1.4. Virtuoso FAQ
We have received various inquiries on high-end metadata stores. We will here go through some salient questions. The requested features include:
-
Scaling to trillions of triples
-
Running on clusters of commodity servers
-
Running in federated environments, possibly over wide-area networks
-
Built-in inference
-
Transactions
-
Security
-
Support for extra triple level metadata, such as security attributes
Questions:
1.4.1. What is the storage cost per triple?
This depends on the index scheme. If indexed 2 ways, assuming that the graph will always be stated in queries, this is 31 bytes.
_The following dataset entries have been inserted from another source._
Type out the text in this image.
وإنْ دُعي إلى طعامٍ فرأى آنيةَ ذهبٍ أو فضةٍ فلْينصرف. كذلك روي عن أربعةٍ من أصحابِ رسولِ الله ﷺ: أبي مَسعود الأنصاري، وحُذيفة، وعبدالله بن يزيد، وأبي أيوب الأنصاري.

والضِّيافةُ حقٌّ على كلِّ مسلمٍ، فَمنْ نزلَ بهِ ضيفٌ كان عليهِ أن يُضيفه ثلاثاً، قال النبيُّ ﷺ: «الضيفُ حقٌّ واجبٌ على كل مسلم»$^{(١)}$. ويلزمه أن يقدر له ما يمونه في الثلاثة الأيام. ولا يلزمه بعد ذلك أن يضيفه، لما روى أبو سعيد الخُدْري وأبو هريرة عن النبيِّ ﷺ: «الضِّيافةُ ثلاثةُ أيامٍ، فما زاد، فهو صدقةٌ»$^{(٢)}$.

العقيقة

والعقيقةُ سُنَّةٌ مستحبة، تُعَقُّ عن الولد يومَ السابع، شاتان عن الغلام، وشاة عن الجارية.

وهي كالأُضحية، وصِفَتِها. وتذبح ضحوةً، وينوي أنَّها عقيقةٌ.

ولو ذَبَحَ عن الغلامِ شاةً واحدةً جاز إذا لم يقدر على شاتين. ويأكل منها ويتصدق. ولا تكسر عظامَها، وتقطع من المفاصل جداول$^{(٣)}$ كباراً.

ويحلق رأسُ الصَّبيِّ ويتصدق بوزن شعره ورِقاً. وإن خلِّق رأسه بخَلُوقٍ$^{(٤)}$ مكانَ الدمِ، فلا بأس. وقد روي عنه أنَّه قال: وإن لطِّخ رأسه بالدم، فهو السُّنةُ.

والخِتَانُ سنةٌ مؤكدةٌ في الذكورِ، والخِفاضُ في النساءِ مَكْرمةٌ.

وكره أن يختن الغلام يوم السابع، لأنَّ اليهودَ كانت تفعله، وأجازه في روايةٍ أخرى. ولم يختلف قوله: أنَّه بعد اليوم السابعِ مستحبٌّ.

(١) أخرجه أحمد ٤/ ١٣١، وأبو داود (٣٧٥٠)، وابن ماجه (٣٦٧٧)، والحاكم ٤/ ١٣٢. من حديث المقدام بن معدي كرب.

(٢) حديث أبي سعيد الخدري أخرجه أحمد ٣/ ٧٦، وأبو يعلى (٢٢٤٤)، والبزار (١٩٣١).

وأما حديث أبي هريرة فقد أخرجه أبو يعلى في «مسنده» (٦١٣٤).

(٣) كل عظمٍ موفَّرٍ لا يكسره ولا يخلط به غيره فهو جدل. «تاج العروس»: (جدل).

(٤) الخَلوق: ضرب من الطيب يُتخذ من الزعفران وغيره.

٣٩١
With 4 indices, supporting queries where the graph can be left unspecified (i.e., triples from any graph will be considered in query evaluation), this is 39 bytes. The numbers are measured with the LUBM validation data set of 121K triples, with no full-text index on literals.
With 4 indices and a full text index on all literals, the Billion Triples Challenge data set, 1115M triples, is about 120 GB of database pages. The database file size is larger due to space in reserve and other factors. 120 GB is the number to use when assessing RAM-to-disk ratio, i.e., how much RAM the system ought to have in order to provide good response. This data set is a heterogeneous collection including social network data, conversations harvested from the Web, DBpedia, Freebase, etc., with relatively numerous and long text literals.
The numbers do not involve any database page stream compression such as gzip. Using such compression does not save in terms of RAM because cached pages must be kept uncompressed but will cut the disk usage to about half.